The onus of funding AI research cannot only fall on public institutions. Private Indian corporations would also be a huge beneficiary of locally developed AI competency. It is critical that we continue the work in building the bridge between academia and corporations to fund and promote AI research.
Several large companies, as well as startups, recognize the need for indigenously developed research in Artificial Intelligence. Corporate empanelment programs take multiple forms – from the low touch speaker arrangements to corporations helping setup topical centers of excellence at universities in a technology area that is key to their business success. More arrangements of the latter form are necessary, in addition to individual research grants and scholarships that corporations provide.
Release government datasets for AI algorithm development
Activating the development and learning for AI algorithms requires access to a lot of data. Here again, the government should step in to provide the relevant data sets to researchers working on complex, India-specific problems.
In multiple circumstances, the government holds a treasure trove of data which can be hugely beneficial for the learning cycle of algorithms and promoting their development. The government should take a positive stand on sharing data sets, all the while keeping in mind data security measures and privacy rights of citizens.

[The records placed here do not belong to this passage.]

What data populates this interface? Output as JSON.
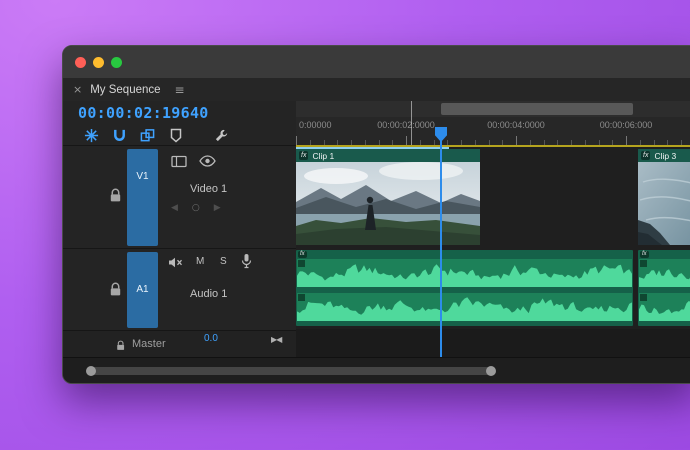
{
  "window": {
    "tab": {
      "close_glyph": "×",
      "title": "My Sequence",
      "menu_glyph": "≡"
    },
    "controls": [
      "close-button",
      "minimize-button",
      "zoom-button"
    ]
  },
  "timecode": "00:00:02:19640",
  "toolbar": {
    "icons": [
      "nest-insert",
      "snap-magnet",
      "linked-selection",
      "add-marker",
      "timeline-settings-wrench"
    ]
  },
  "ruler": {
    "labels": [
      "0:00000",
      "00:00:02:0000",
      "00:00:04:0000",
      "00:00:06:000"
    ]
  },
  "tracks": {
    "video1": {
      "target": "V1",
      "name": "Video 1",
      "kf_prev": "◀",
      "kf_toggle": "○",
      "kf_next": "▶"
    },
    "audio1": {
      "target": "A1",
      "name": "Audio 1",
      "mute": "M",
      "solo": "S"
    },
    "master": {
      "name": "Master",
      "gain": "0.0",
      "pan_glyph": "▶◀"
    }
  },
  "clips": {
    "video": [
      {
        "label": "Clip 1",
        "badge": "fx"
      },
      {
        "label": "",
        "badge": ""
      },
      {
        "label": "Clip 3",
        "badge": "fx"
      }
    ],
    "audio": [
      {
        "badge": "fx"
      },
      {
        "badge": "fx"
      }
    ]
  },
  "colors": {
    "accent_blue": "#3fa2ff",
    "playhead_blue": "#2d8ceb",
    "selection_blue": "#c9ebfc",
    "clip_header_teal": "#195a4c",
    "audio_green": "#1d8159",
    "waveform_green": "#4fd99c",
    "render_bar_yellow": "#b5a41e"
  }
}
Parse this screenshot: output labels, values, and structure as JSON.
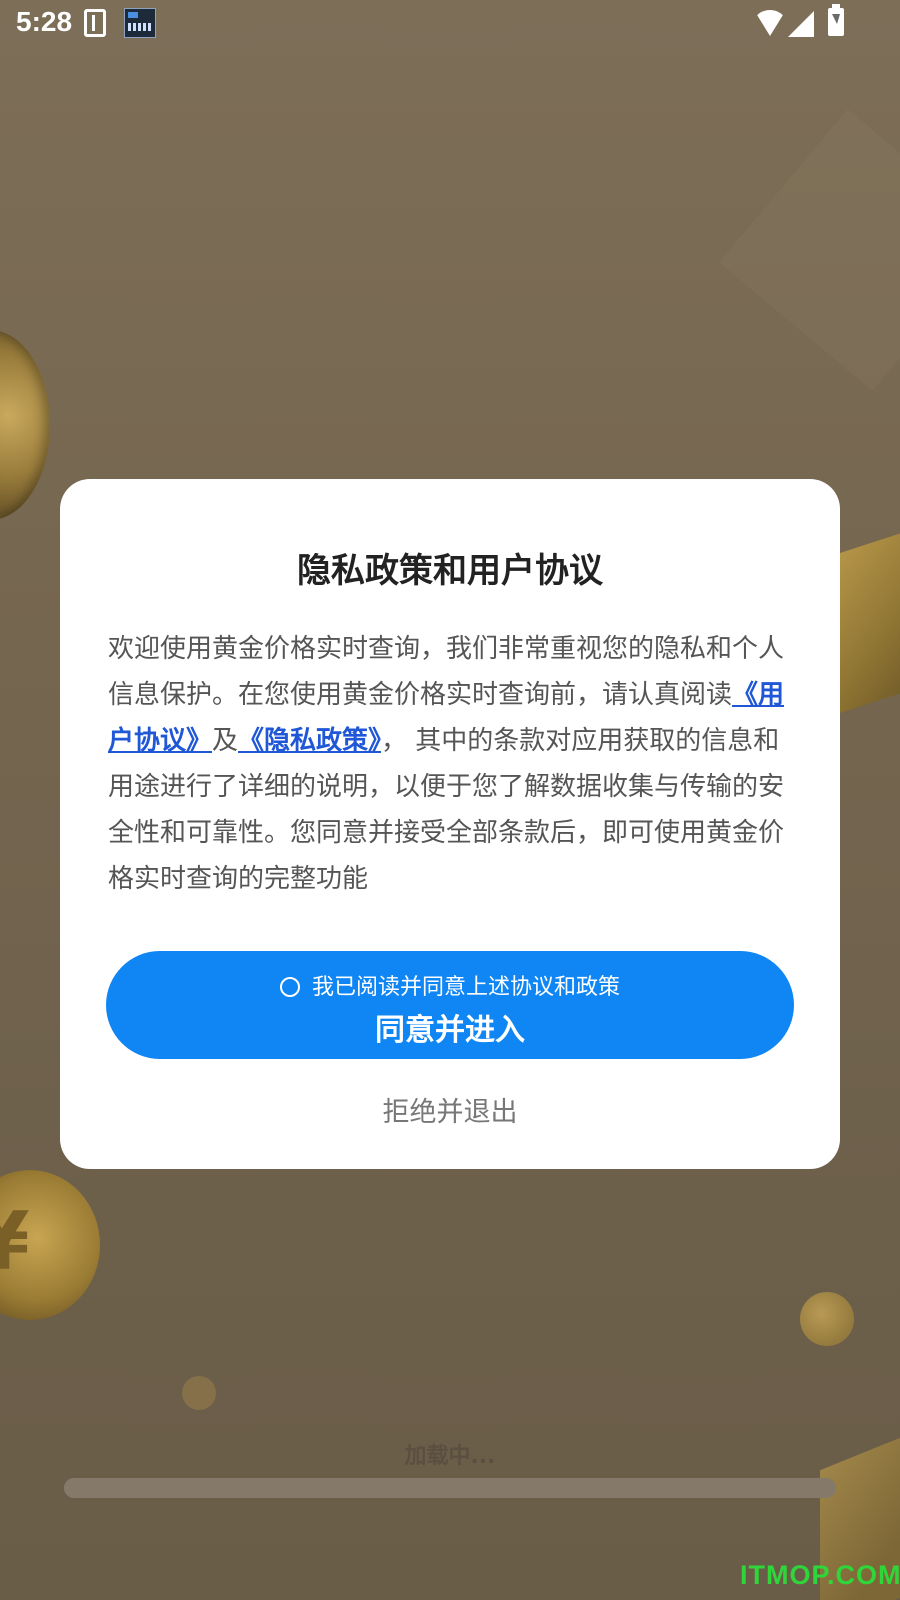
{
  "status_bar": {
    "time": "5:28",
    "icons": [
      "sim-card-icon",
      "notification-app-icon",
      "wifi-icon",
      "signal-icon",
      "battery-charging-icon"
    ]
  },
  "dialog": {
    "title": "隐私政策和用户协议",
    "body_intro": "欢迎使用黄金价格实时查询，我们非常重视您的隐私和个人信息保护。在您使用黄金价格实时查询前，请认真阅读",
    "user_agreement_link": "《用户协议》",
    "and_text": "及",
    "privacy_policy_link": "《隐私政策》",
    "body_rest": "， 其中的条款对应用获取的信息和用途进行了详细的说明，以便于您了解数据收集与传输的安全性和可靠性。您同意并接受全部条款后，即可使用黄金价格实时查询的完整功能",
    "agree_checkbox_label": "我已阅读并同意上述协议和政策",
    "agree_checked": false,
    "agree_button_label": "同意并进入",
    "reject_button_label": "拒绝并退出"
  },
  "loading": {
    "text": "加载中..."
  },
  "watermark": "ITMOP.COM",
  "colors": {
    "primary_button": "#0f86f4",
    "link": "#1f57d6",
    "dialog_background": "#ffffff",
    "overlay_background": "#75664f"
  }
}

Two-Pronged Approach – Core AI as well as Applications-Led IP Development
Research in AI needs to be supported at two levels. First, the development of patented core AI algorithms that will have broad, cross-industry applicability. The second is the development of intellectual property that is topical to industry or sector-specific problems.
India suffers from numerous topical problems that need an AI-led solution – from providing health care services to our burgeoning population, support for those engaged in the agricultural sector and provision of basic public infrastructure – roads, hospitals, schools and sanitation facilities. In addition to developing core mathematical capability, significant value can be unlocked through by developing expertise around these large, complex problems in AI, with solutions that can be applied to help countries facing similar problems.
Building core R&D capabilities and more IPs in Artificial Intelligence is key to cementing India’s position and competitiveness in this space. Building strong capabilities in AI is now a mandate for most of the world’s most powerful countries and it is imperative that India does not fall by the wayside. The good news is that NITI Aayog, MEITY, NASSCOM and others are already taking concrete steps to engage the stakeholder community – researchers, educational and corporate institutions – for AI research. The foundational aspects – an inclination towards STEM streams and an orientation towards key subject areas among the current students is there as well. It is time we harness their wisdom and knowledge to catapult India to the forefront in the field of AI.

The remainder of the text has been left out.